THE People’s Bank of China warned yesterday that it will close Bitcoin exchanges which breach rules on money laundering and foreign exchange.

The PBOC met with executives from nine Bitcoin exchanges, including Huobi, OkCoin, BTCC and HaoBTC, in Beijing on Wednesday and ordered them to operate according to the law.

“Trading platforms should not participate in unauthorized financing business, money laundering, or violate regulations on foreign exchange, tax and business,” the PBOC said in a statement on its official website. Platforms that breach the rules will be investigated and shut down, it warned.

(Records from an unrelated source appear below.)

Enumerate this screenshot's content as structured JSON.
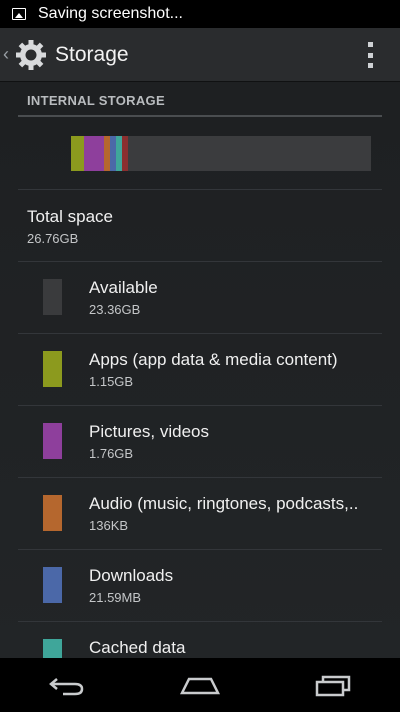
{
  "status_bar": {
    "text": "Saving screenshot..."
  },
  "action_bar": {
    "title": "Storage"
  },
  "section": {
    "header": "INTERNAL STORAGE"
  },
  "usage_bar": {
    "segments": [
      {
        "name": "apps",
        "color": "#8c9a1e",
        "fraction": 0.043
      },
      {
        "name": "pictures",
        "color": "#8e3f9c",
        "fraction": 0.066
      },
      {
        "name": "audio",
        "color": "#b5672e",
        "fraction": 0.02
      },
      {
        "name": "downloads",
        "color": "#4b68a8",
        "fraction": 0.02
      },
      {
        "name": "cached",
        "color": "#3fa69a",
        "fraction": 0.02
      },
      {
        "name": "misc",
        "color": "#8a2f2f",
        "fraction": 0.02
      }
    ],
    "track_color": "#3b3c3e"
  },
  "total": {
    "title": "Total space",
    "value": "26.76GB"
  },
  "items": [
    {
      "label": "Available",
      "value": "23.36GB",
      "color": "#3a3b3d"
    },
    {
      "label": "Apps (app data & media content)",
      "value": "1.15GB",
      "color": "#8c9a1e"
    },
    {
      "label": "Pictures, videos",
      "value": "1.76GB",
      "color": "#8e3f9c"
    },
    {
      "label": "Audio (music, ringtones, podcasts,..",
      "value": "136KB",
      "color": "#b5672e"
    },
    {
      "label": "Downloads",
      "value": "21.59MB",
      "color": "#4b68a8"
    },
    {
      "label": "Cached data",
      "value": "",
      "color": "#3fa69a"
    }
  ]
}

In response, OkCoin and Huobi said they’ve halted Bitcoin trading and it will not resume until completing an system upgrade to prevent money laundering.

Huobi also said it will “block accounts that are suspected of illegal practices.”

HaoBTC said a trading curb will start from 2pm today limiting investors to trade no more than 5 Bitcoin within 48 hours. It will also raise the trading fee to 0.4 percent per transaction from 0.2 percent.

“Investors should always remember that Bitcoin lost more than 75 percent of its value in 2013,” said Zhang Yufang, an investment adviser with Shanghai Shangding Investment Consultancy. “We do not recommend it as a long-term investment tool, particularly because of compliance concerns.”

The price of the virtual currency was little changed around 7,500 yuan (US$1,093) after the PBOC statement was released, according to the CoinDesk's Bitcoin price index. But the gauge lost roughly 10 percent to 6,775  yuan from then by 12:50am today after exchanges halt tradings. 

The price rebounded from a low of 5,555 yuan in January after the central bank launched checks into BTCC, Huobi and OkCoin as the soaring Bitcoin prices stoked jitters that the exchanges may have been used as a channel to move capital offshore.

Market insiders from HaoBTC said the Bitcoin price rebound during the weeklong Chinese New Year holiday was mainly powered by speculators who flocked to the Bitcoin market in a bid to gain from the virtual currency’s fast rise.